To fix that, you should either arrange in getPhrase() to keep reading through the end of the line. You can discard characters after the GETNAME_SIZE - 1th if you like, or you can arrange to append them to the phrase (you'll need realloc()). Just don't leave a tail of the line unread.

getChangedPhrase() behaves similarly when it reads the key, which again could be surprising. It is not certain to be sufficient to limit the input key length to the message length because you don't necessarily use all of the key characters (you skip those that aren't ASCII letters). Cutting off the tail of the key can therefore change the result.

This fragment looks wrong:

                if( phrase[i] + pace > 90 && code[j] < 90)
                phrase[i] = phrase[i] + pace - 26;

I think you mean

                if( phrase[i] + pace > 90 && phrase[i] < 91)
                phrase[i] = phrase[i] + pace - 26;

See also below.

Flawed implementation

Your code can easily be made to overrun the bounds of the code array. In fact, that will happen if the number of usable key characters is smaller than the number of letters in the message. To (partially) fix this, you need to wrap around the end of the key inside the while loop, rather than at the end of the for loop where you now do that.

That will, however, expose another flaw in your implementation: it does not handle the case where there are zero usable key characters. Your current implementation will just immediately run off the end of the array in that case; after the fix, it will loop infinitely. See below for a suggestion that will help.

Error handling

getPhrase() does a decent job of noticing when memory allocation fails or nothing is read from the input. It helpfully returns NULL in those cases. main(), however, ignores those signals and unconditionally passes the result to getChangedPhrase(). For its part, getChangedPhrase() assumes that its argument is always valid. Either main()'s behavior or getChangedPhrase()'s could be ok in isolation, but together they constitute a flaw producing undefined behavior under some circumstances.

Similarly, getChangedPhrase() returns NULL in some failure conditions, but main() pays no attention, assuming that the return value is a valid pointer, in attempting to print it.

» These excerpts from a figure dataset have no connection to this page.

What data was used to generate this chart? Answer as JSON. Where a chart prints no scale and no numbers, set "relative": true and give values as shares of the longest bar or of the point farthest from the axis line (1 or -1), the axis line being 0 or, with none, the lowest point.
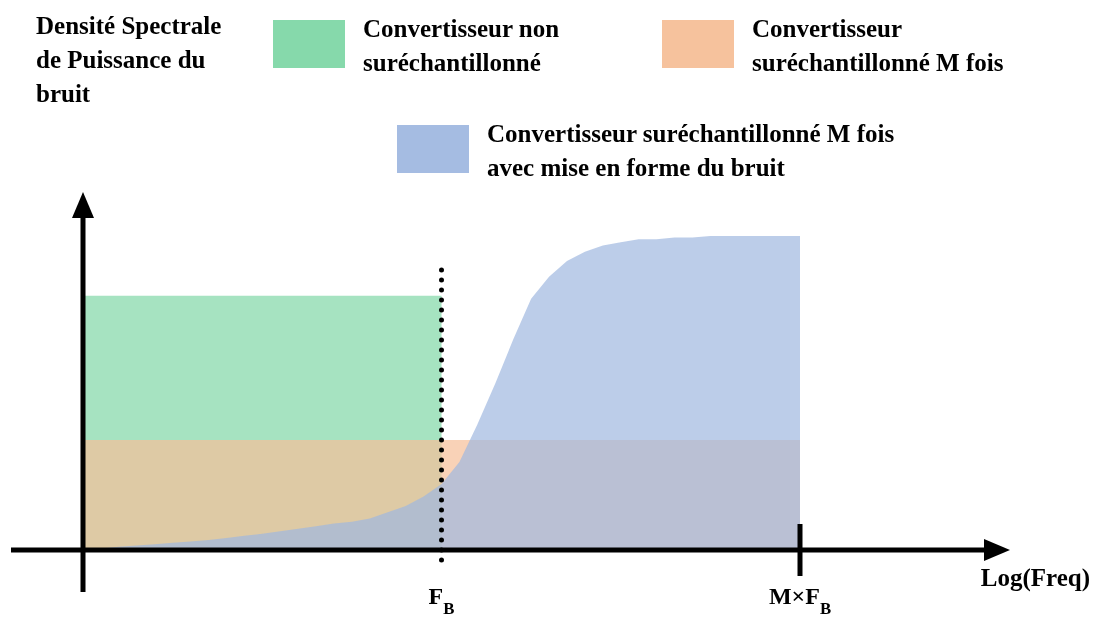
{
  "chart_data": {
    "type": "area",
    "relative": true,
    "annotations": [
      "Densité Spectrale de Puissance du bruit",
      "Log(Freq)"
    ],
    "categories": [
      null,
      null,
      null,
      null,
      null,
      null,
      null,
      null,
      null,
      null,
      null,
      null,
      null,
      null,
      null,
      null,
      null,
      null,
      null,
      null,
      "F$_{B}$",
      null,
      null,
      null,
      null,
      null,
      null,
      null,
      null,
      null,
      null,
      null,
      null,
      null,
      null,
      null,
      null,
      null,
      null,
      null,
      "M×F$_{B}$"
    ],
    "legend": "top",
    "grid": false,
    "ref_lines": [
      {
        "axis": "x",
        "value": "F$_{B}$",
        "line_style": "dotted",
        "color": "#000000"
      }
    ],
    "series": [
      {
        "name": "Convertisseur non suréchantillonné",
        "color": "#80d7a6",
        "values": [
          0.81,
          0.81,
          0.81,
          0.81,
          0.81,
          0.81,
          0.81,
          0.81,
          0.81,
          0.81,
          0.81,
          0.81,
          0.81,
          0.81,
          0.81,
          0.81,
          0.81,
          0.81,
          0.81,
          0.81,
          0.81,
          null,
          null,
          null,
          null,
          null,
          null,
          null,
          null,
          null,
          null,
          null,
          null,
          null,
          null,
          null,
          null,
          null,
          null,
          null,
          null
        ]
      },
      {
        "name": "Convertisseur suréchantillonné M fois",
        "color": "#f6bf98",
        "values": [
          0.35,
          0.35,
          0.35,
          0.35,
          0.35,
          0.35,
          0.35,
          0.35,
          0.35,
          0.35,
          0.35,
          0.35,
          0.35,
          0.35,
          0.35,
          0.35,
          0.35,
          0.35,
          0.35,
          0.35,
          0.35,
          0.35,
          0.35,
          0.35,
          0.35,
          0.35,
          0.35,
          0.35,
          0.35,
          0.35,
          0.35,
          0.35,
          0.35,
          0.35,
          0.35,
          0.35,
          0.35,
          0.35,
          0.35,
          0.35,
          0.35
        ]
      },
      {
        "name": "Convertisseur suréchantillonné M fois avec mise en forme du bruit",
        "color": "#a0b8e0",
        "values": [
          0,
          0.005,
          0.01,
          0.014,
          0.018,
          0.023,
          0.027,
          0.032,
          0.038,
          0.045,
          0.052,
          0.06,
          0.068,
          0.076,
          0.084,
          0.09,
          0.1,
          0.12,
          0.14,
          0.17,
          0.21,
          0.28,
          0.4,
          0.53,
          0.67,
          0.8,
          0.87,
          0.92,
          0.95,
          0.97,
          0.98,
          0.99,
          0.99,
          0.995,
          0.995,
          1,
          1,
          1,
          1,
          1,
          1
        ]
      }
    ]
  }
}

Implementation improvement

If you have strdup() (which is standardized by POSIX, not C itself) then it is a convenient alternative to strlen() + malloc() + strcpy().

getChangedPhrase() calls fflush(stdout); before prompting for the encoding key. This is useless. Move the flush after the prompt, or remove it altogether. Since the prompt ends with a newline, it is probably unnecessary to flush even after printing the prompt.

I remarked above on problems with your key handling. I observe also that you handle your key inefficiently if it is short relative to the phrase to encode. You shouldn't need to check on each pass through the key which characters are usable. You shouldn't need to account for upper- vs. lowercase on each pass, either, if indeed you make them behave the same way. Instead, process the key once, before the encoding loop: remove characters other than letters, and convert all the letters to a standard case. Then it's also easy to validate result to ensure that there is at least one (or two, or whatever) key characters.

It doesn't make sense to me that your encoding code is not parallel for upper- and lowercase key characters. The code for uppercase keys looks equally applicable to lowercase keys except the computation of pace, but you use a more complicated and difficult to follow scheme for lowercase key characters. Indeed, one of the alternatives for lowercase keys cannot even be exercised, because code[j] < 90 and code[j] > 96 cannot be true at the same time.

Design improvement

Your function getChangedPhrase() modifies the input string in-place, but also returns a pointer to it. On the other hand, the function's name suggests that it will create a new phrase. I suggest changing that function's signature to

void encodePhrase(char *);

to clarify what it's doing. If you wish to have the ability to signal an error, then you could consider using an int return value to signal the status, following the model of many standard library functions.